Introduction

Although the central role of amino acid biosynthesis in plant metabolism and development is evident, progress in the understanding of the molecular mechanisms by which such pathways are regulated is only recent. To elucidate the genetic regulation of a pathway, mutants have proved to be invaluable in the analysis of microbial systems. The same is true for plants, but again there are only a few pathways for which mutants with defective or altered essential functions are available. However, the improvements in plant mutant isolation at cell and whole plant levels, and in molecular biology have now provided mutants affected in amino acid metabolism as well as amino acid biosynthetic genes or cDNAs (for a review, see Last, 1992).
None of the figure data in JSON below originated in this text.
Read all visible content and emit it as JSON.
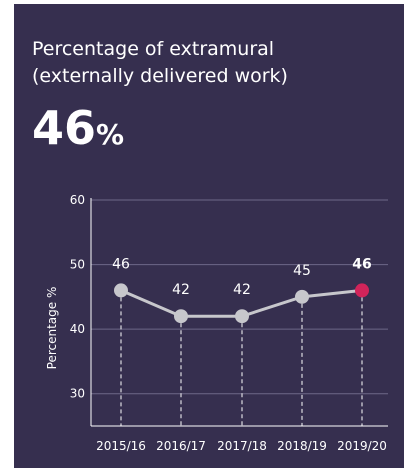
{
  "title": "Percentage of extramural\n(externally delivered work)",
  "headline": {
    "value": "46",
    "unit": "%"
  },
  "colors": {
    "background": "#362f4f",
    "line": "#c7c7cc",
    "highlight": "#d1245a",
    "text": "#ffffff",
    "grid": "#6e6888"
  },
  "chart_data": {
    "type": "line",
    "categories": [
      "2015/16",
      "2016/17",
      "2017/18",
      "2018/19",
      "2019/20"
    ],
    "values": [
      46,
      42,
      42,
      45,
      46
    ],
    "data_labels": [
      "46",
      "42",
      "42",
      "45",
      "46"
    ],
    "highlight_index": 4,
    "xlabel": "",
    "ylabel": "Percentage %",
    "ylim": [
      25,
      60
    ],
    "yticks": [
      30,
      40,
      50,
      60
    ],
    "grid": true,
    "drop_lines": true
  }
}
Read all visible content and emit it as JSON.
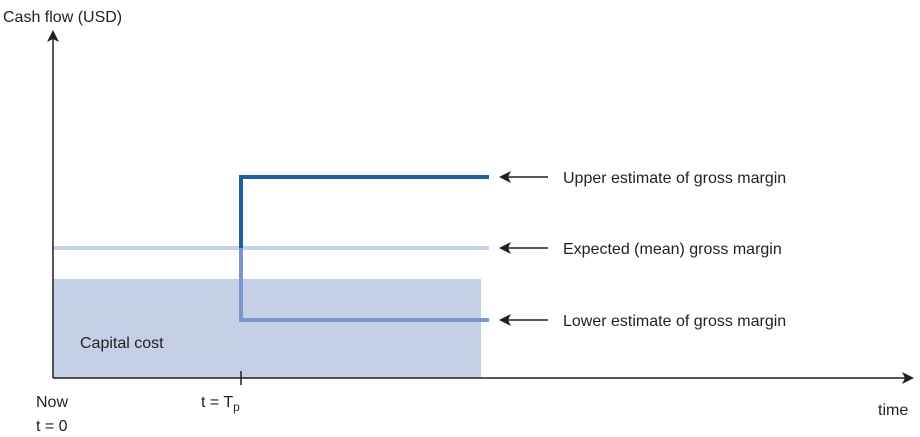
{
  "axes": {
    "y_label": "Cash flow (USD)",
    "x_label": "time"
  },
  "x_markers": {
    "now_line1": "Now",
    "now_line2": "t = 0",
    "tp_prefix": "t = T",
    "tp_subscript": "p"
  },
  "regions": {
    "capital_cost_label": "Capital cost"
  },
  "annotations": {
    "upper": "Upper estimate of gross margin",
    "expected": "Expected (mean) gross margin",
    "lower": "Lower estimate of gross margin"
  },
  "colors": {
    "axis": "#231f20",
    "upper_line": "#1f5fa3",
    "expected_line": "#c6d3e6",
    "lower_line": "#7b96cc",
    "capital_fill": "#c5cfe6"
  }
}
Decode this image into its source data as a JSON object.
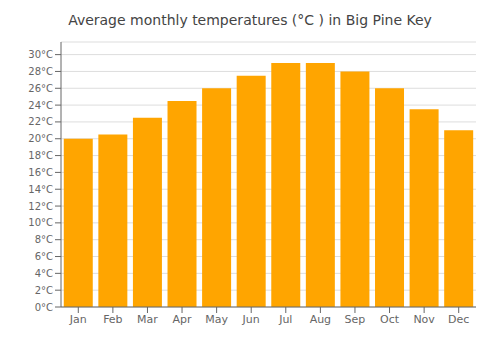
{
  "chart_data": {
    "type": "bar",
    "title": "Average monthly temperatures (°C ) in Big Pine Key",
    "categories": [
      "Jan",
      "Feb",
      "Mar",
      "Apr",
      "May",
      "Jun",
      "Jul",
      "Aug",
      "Sep",
      "Oct",
      "Nov",
      "Dec"
    ],
    "values": [
      20,
      20.5,
      22.5,
      24.5,
      26,
      27.5,
      29,
      29,
      28,
      26,
      23.5,
      21
    ],
    "color": "#FFA500",
    "ylim": [
      0,
      31.5
    ],
    "yticks": [
      {
        "value": 0,
        "label": "0°C"
      },
      {
        "value": 2,
        "label": "2°C"
      },
      {
        "value": 4,
        "label": "4°C"
      },
      {
        "value": 6,
        "label": "6°C"
      },
      {
        "value": 8,
        "label": "8°C"
      },
      {
        "value": 10,
        "label": "10°C"
      },
      {
        "value": 12,
        "label": "12°C"
      },
      {
        "value": 14,
        "label": "14°C"
      },
      {
        "value": 16,
        "label": "16°C"
      },
      {
        "value": 18,
        "label": "18°C"
      },
      {
        "value": 20,
        "label": "20°C"
      },
      {
        "value": 22,
        "label": "22°C"
      },
      {
        "value": 24,
        "label": "24°C"
      },
      {
        "value": 26,
        "label": "26°C"
      },
      {
        "value": 28,
        "label": "28°C"
      },
      {
        "value": 30,
        "label": "30°C"
      }
    ],
    "grid": true
  }
}
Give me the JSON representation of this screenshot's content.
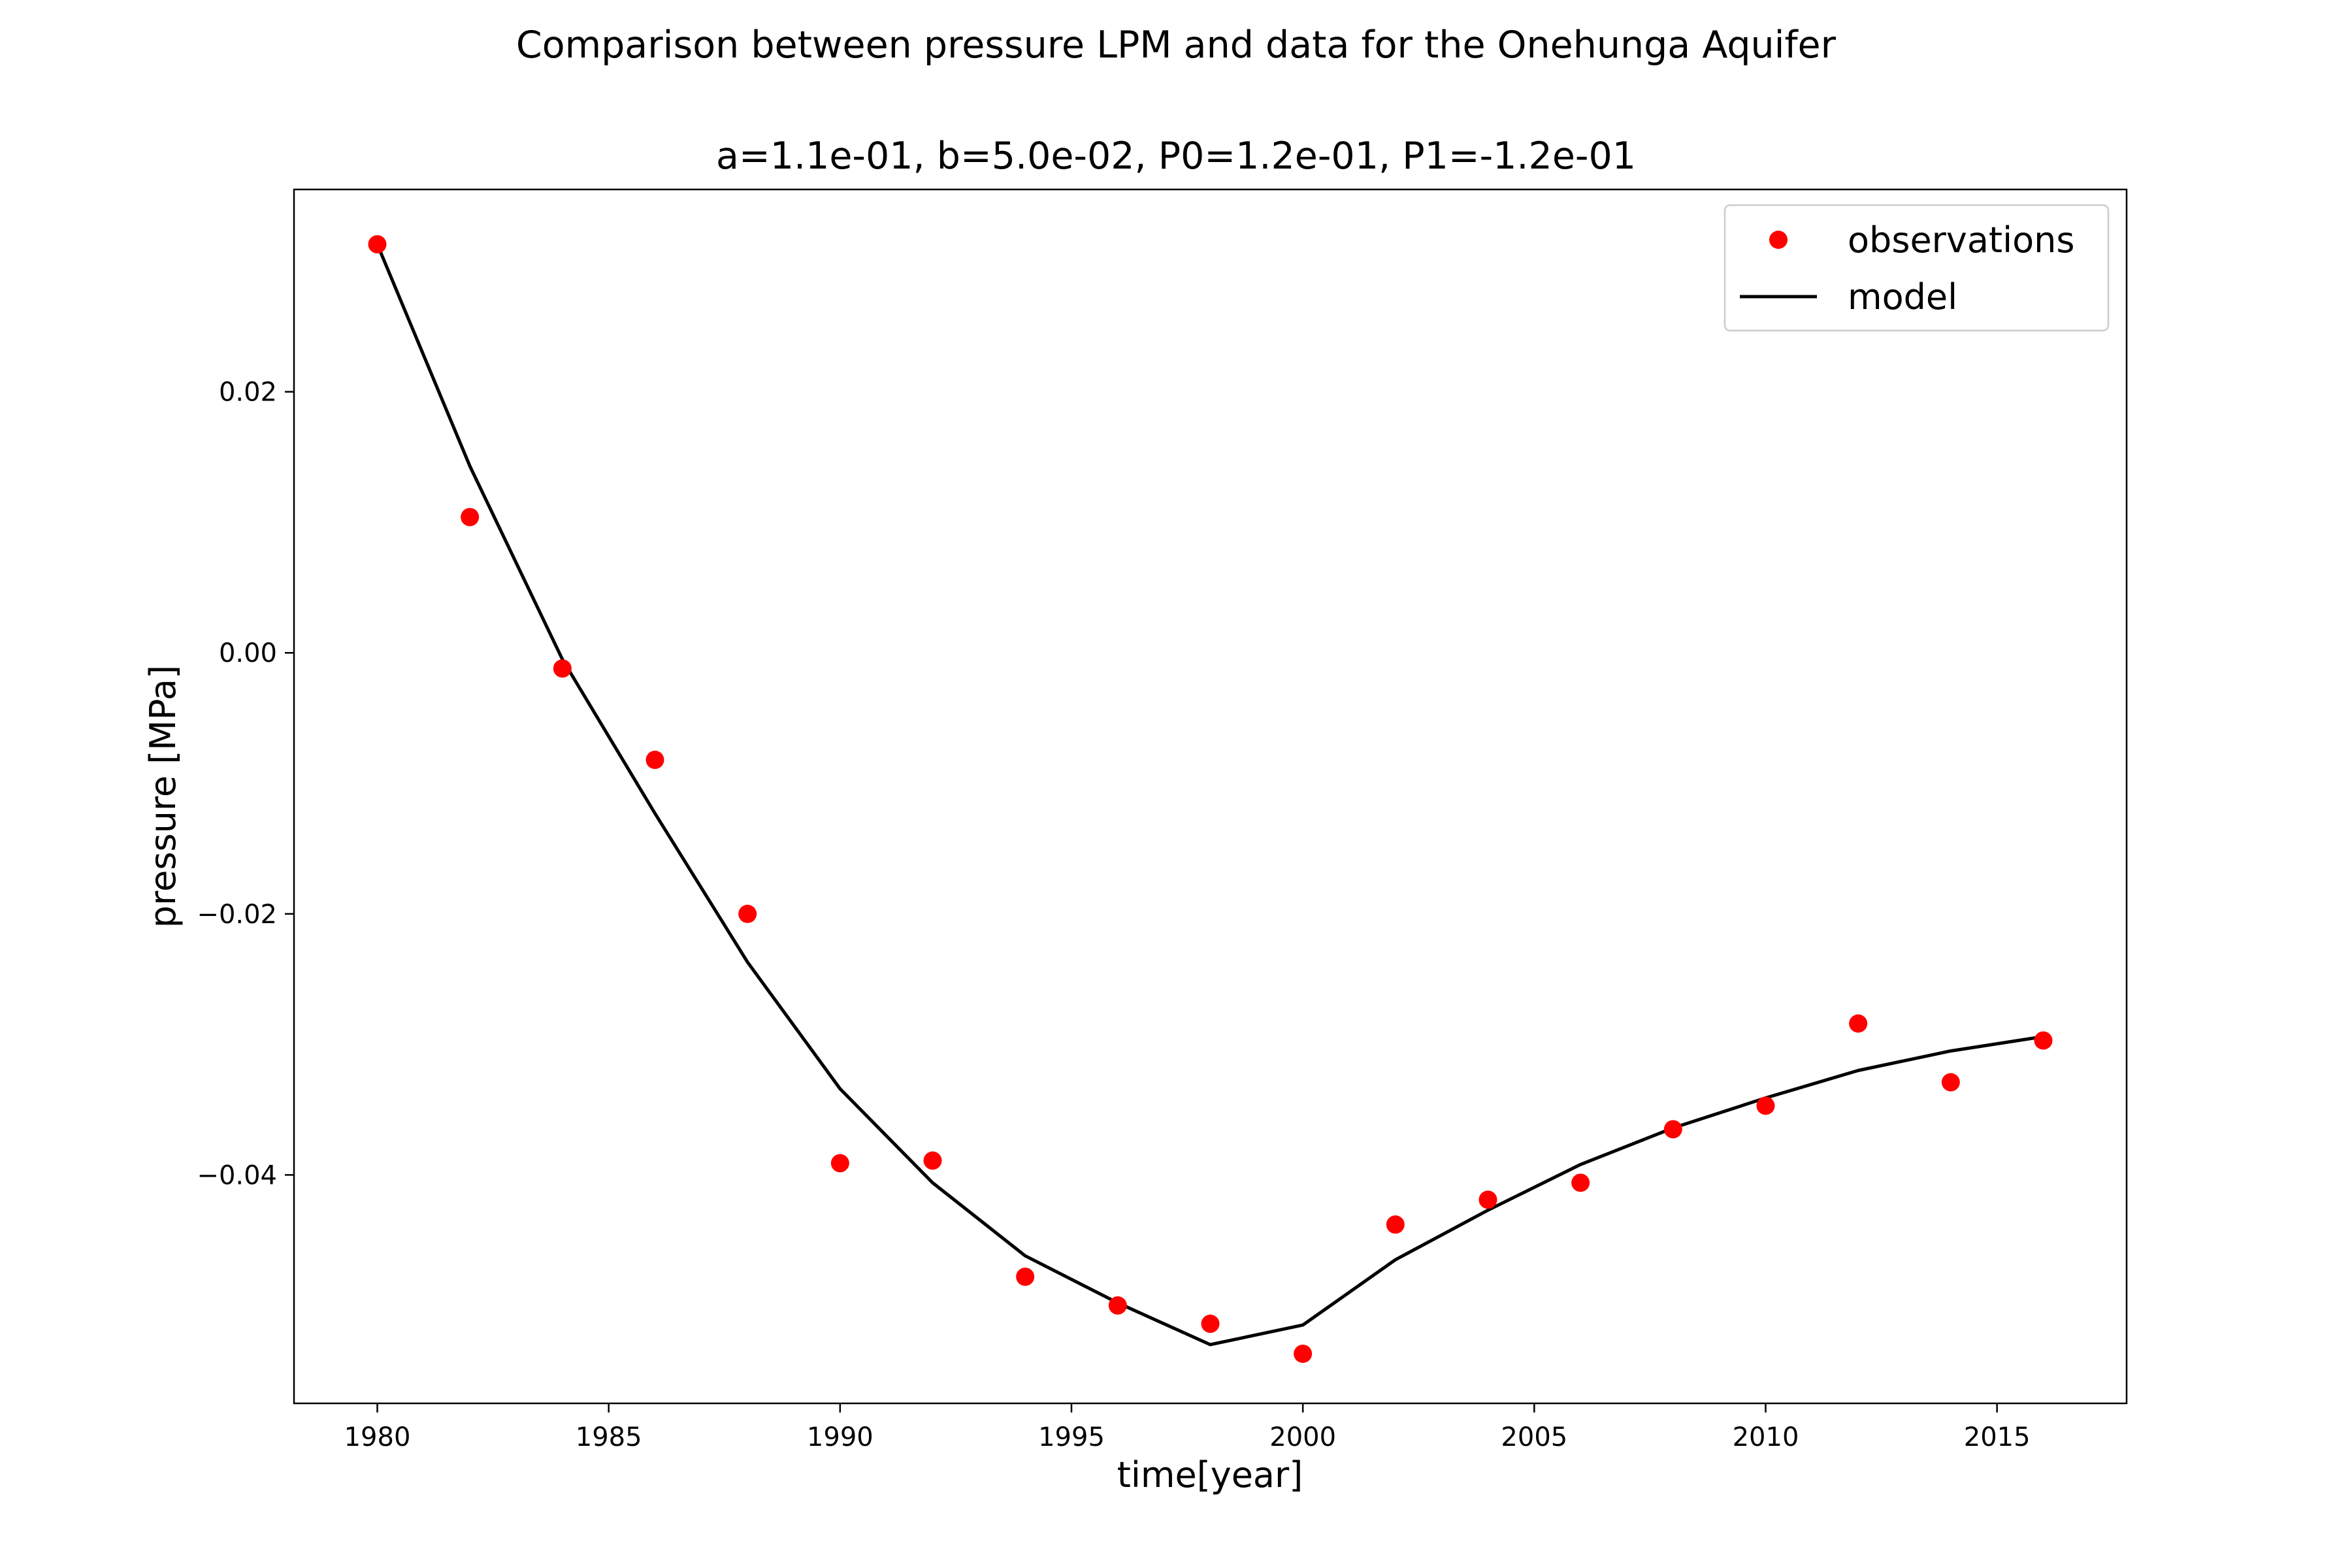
{
  "chart_data": {
    "type": "scatter",
    "suptitle": "Comparison between pressure LPM and data for the Onehunga Aquifer",
    "title": "a=1.1e-01,   b=5.0e-02,   P0=1.2e-01,  P1=-1.2e-01",
    "xlabel": "time[year]",
    "ylabel": "pressure [MPa]",
    "xlim": [
      1978.2,
      2017.8
    ],
    "ylim": [
      -0.0575,
      0.0355
    ],
    "xticks": [
      1980,
      1985,
      1990,
      1995,
      2000,
      2005,
      2010,
      2015
    ],
    "xtick_labels": [
      "1980",
      "1985",
      "1990",
      "1995",
      "2000",
      "2005",
      "2010",
      "2015"
    ],
    "yticks": [
      0.02,
      0.0,
      -0.02,
      -0.04
    ],
    "ytick_labels": [
      "0.02",
      "0.00",
      "−0.02",
      "−0.04"
    ],
    "grid": false,
    "legend_position": "top-right",
    "series": [
      {
        "name": "observations",
        "kind": "markers",
        "color": "#ff0000",
        "x": [
          1980,
          1982,
          1984,
          1986,
          1988,
          1990,
          1992,
          1994,
          1996,
          1998,
          2000,
          2002,
          2004,
          2006,
          2008,
          2010,
          2012,
          2014,
          2016
        ],
        "y": [
          0.0313,
          0.0104,
          -0.0012,
          -0.0082,
          -0.02,
          -0.0391,
          -0.0389,
          -0.0478,
          -0.05,
          -0.0514,
          -0.0537,
          -0.0438,
          -0.0419,
          -0.0406,
          -0.0365,
          -0.0347,
          -0.0284,
          -0.0329,
          -0.0297
        ]
      },
      {
        "name": "model",
        "kind": "line",
        "color": "#000000",
        "x": [
          1980,
          1982,
          1984,
          1986,
          1988,
          1990,
          1992,
          1994,
          1996,
          1998,
          2000,
          2002,
          2004,
          2006,
          2008,
          2010,
          2012,
          2014,
          2016
        ],
        "y": [
          0.0313,
          0.0143,
          -0.0005,
          -0.0123,
          -0.0237,
          -0.0334,
          -0.0406,
          -0.0462,
          -0.0498,
          -0.053,
          -0.0515,
          -0.0465,
          -0.0427,
          -0.0392,
          -0.0364,
          -0.0341,
          -0.032,
          -0.0305,
          -0.0294
        ]
      }
    ]
  }
}
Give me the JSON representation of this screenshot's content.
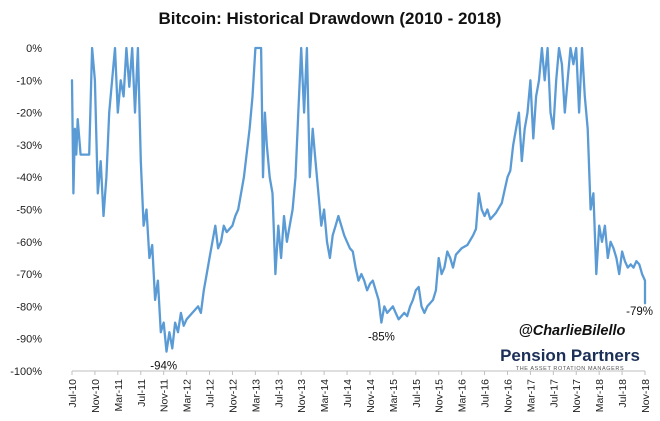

The branched biosynthetic pathway of aspartate-derived amino acids (lysine, methionine, threonine) and the related pathway leading to isoleucine, valine and leucine have received much interest for various reasons. First, it gives rise to essential amino acids which, if poorly represented as lysine in cereals and methionine in legumes, limit the nutritional quality of crop plants as diet for human beings and monogastric animals. Secondly, three classes of potent herbicides (sulphonylureas, imidazolinones and triazolopyrimidin) kill plants through the inhibition of acetolactate synthase, an enzyme common to the isoleucine and valine pathways. Key regulatory enzymes of the aspartate-derived amino acid biosynthesis would also be suitable targets for efficient herbicides while little affecting the environment.